C++ Logo

SG16

Advanced search

Subject: Re: Wording strategy for Unicode std::format
From: Victor Zverovich (victor.zverovich_at_[hidden])
Date: 2021-04-18 17:41:36


> Do we think we *need* to have a dependency between transcoding and format
in terms of schedule?

In my opinion, not only there shouldn't be dependency but we should
explicitly ban implicit transcoding during formatting.
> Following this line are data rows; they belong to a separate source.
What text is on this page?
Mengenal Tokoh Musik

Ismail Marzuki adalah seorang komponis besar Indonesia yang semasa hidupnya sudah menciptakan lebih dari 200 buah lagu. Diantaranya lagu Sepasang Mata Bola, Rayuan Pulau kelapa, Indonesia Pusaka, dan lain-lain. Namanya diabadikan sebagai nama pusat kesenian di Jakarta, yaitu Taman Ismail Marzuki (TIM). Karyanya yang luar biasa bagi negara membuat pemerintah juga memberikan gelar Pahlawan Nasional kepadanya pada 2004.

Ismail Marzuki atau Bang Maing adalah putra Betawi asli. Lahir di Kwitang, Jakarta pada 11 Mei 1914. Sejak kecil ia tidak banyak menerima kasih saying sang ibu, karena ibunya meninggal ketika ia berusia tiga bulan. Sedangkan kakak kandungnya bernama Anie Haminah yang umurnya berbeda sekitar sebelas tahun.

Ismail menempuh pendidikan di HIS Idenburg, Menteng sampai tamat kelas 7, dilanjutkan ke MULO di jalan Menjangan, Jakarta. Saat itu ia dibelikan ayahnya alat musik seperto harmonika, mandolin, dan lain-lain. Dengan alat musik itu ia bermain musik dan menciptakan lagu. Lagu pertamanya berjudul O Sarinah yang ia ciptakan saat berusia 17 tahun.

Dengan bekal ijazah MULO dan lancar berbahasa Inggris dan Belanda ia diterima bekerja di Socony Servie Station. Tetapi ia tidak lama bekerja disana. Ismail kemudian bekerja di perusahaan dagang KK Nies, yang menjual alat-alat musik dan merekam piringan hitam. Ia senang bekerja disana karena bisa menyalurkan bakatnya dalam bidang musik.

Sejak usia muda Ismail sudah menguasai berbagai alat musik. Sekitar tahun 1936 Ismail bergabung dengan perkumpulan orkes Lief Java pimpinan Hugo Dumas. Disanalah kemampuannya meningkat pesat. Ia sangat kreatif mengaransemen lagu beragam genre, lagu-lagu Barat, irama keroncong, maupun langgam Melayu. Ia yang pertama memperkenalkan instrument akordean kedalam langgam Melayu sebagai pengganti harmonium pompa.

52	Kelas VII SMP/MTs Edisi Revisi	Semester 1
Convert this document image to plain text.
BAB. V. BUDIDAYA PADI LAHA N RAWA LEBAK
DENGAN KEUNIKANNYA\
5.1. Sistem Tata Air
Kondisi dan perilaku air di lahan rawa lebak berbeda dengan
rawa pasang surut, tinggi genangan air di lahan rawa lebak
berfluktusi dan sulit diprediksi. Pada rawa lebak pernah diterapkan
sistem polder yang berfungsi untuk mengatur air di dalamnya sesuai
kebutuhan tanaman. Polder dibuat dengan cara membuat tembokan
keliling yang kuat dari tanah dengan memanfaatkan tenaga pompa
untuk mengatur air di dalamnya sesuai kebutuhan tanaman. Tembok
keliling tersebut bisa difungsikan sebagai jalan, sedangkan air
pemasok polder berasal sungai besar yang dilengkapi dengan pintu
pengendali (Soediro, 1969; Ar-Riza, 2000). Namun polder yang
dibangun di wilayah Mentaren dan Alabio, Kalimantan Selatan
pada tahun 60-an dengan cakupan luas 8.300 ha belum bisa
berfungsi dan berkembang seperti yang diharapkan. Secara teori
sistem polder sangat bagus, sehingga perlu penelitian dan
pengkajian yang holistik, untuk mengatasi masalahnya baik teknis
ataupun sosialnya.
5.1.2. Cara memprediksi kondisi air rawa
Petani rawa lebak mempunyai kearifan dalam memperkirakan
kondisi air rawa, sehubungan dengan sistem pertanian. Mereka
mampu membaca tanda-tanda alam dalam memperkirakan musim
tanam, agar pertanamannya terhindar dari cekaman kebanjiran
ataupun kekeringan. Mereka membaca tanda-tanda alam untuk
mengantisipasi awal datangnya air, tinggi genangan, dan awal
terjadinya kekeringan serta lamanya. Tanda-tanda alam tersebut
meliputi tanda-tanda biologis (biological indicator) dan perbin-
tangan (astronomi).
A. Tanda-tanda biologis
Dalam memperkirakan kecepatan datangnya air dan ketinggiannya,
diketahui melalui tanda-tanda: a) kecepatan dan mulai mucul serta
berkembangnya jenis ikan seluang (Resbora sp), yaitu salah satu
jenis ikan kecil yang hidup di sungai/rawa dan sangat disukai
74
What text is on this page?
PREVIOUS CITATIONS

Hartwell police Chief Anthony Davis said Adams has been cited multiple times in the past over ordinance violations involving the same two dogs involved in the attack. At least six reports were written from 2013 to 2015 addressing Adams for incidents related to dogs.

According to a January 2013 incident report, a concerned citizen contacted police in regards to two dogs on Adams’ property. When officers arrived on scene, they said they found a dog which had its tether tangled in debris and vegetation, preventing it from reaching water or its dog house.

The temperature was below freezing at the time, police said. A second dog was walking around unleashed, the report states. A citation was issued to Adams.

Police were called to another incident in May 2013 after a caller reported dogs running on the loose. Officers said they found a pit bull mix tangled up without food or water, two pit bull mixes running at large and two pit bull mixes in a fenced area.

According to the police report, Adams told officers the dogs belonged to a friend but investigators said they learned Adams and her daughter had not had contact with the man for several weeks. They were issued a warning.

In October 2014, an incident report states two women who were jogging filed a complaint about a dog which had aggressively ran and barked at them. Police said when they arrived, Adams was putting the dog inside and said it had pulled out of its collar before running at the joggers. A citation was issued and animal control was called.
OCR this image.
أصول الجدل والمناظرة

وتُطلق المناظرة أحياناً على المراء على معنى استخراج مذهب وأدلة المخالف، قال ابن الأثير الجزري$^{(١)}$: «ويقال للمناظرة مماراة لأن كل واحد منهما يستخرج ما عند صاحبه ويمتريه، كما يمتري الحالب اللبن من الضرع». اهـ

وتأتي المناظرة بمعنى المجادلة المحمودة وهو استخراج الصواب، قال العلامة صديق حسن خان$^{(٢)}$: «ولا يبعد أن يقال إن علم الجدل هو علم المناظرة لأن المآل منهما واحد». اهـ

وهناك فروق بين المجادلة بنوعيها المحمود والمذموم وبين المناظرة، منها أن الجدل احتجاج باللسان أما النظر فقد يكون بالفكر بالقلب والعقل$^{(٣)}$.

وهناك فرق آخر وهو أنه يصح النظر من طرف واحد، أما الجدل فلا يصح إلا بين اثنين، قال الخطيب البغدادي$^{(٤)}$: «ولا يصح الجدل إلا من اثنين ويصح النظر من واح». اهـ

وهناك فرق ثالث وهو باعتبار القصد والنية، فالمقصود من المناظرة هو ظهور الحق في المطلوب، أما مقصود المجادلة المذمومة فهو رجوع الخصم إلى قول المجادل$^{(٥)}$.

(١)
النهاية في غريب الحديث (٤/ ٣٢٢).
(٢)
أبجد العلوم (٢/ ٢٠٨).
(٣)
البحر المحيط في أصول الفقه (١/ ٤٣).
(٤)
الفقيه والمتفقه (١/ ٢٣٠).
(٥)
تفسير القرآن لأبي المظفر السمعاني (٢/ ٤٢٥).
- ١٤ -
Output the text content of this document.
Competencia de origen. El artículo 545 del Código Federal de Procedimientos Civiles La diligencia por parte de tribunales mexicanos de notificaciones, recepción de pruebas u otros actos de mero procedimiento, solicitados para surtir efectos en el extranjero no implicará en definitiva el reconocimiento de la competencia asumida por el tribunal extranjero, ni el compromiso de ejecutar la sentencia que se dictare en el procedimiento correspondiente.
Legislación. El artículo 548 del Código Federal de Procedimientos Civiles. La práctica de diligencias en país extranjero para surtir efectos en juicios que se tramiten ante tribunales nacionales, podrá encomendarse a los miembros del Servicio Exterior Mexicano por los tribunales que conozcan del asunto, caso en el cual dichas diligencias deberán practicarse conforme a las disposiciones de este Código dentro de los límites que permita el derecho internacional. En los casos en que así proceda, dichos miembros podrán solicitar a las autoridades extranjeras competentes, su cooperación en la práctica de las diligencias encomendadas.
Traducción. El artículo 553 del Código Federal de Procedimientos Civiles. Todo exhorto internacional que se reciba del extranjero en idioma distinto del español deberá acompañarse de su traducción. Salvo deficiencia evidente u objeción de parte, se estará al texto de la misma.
Experience with
existing facilities showed that nothing good came out of it and people
have been happy with transcoding being banned in {fmt}.

> Same question applies for utf format string & non-utf arguments

Same but with even stronger "no".

> Do we think we can't provide utf-8 support for print without worrying
about locale? (which does the wrong thing as, utf8 or not the whole
interface assumes 1 code unit == 1 codepoint)?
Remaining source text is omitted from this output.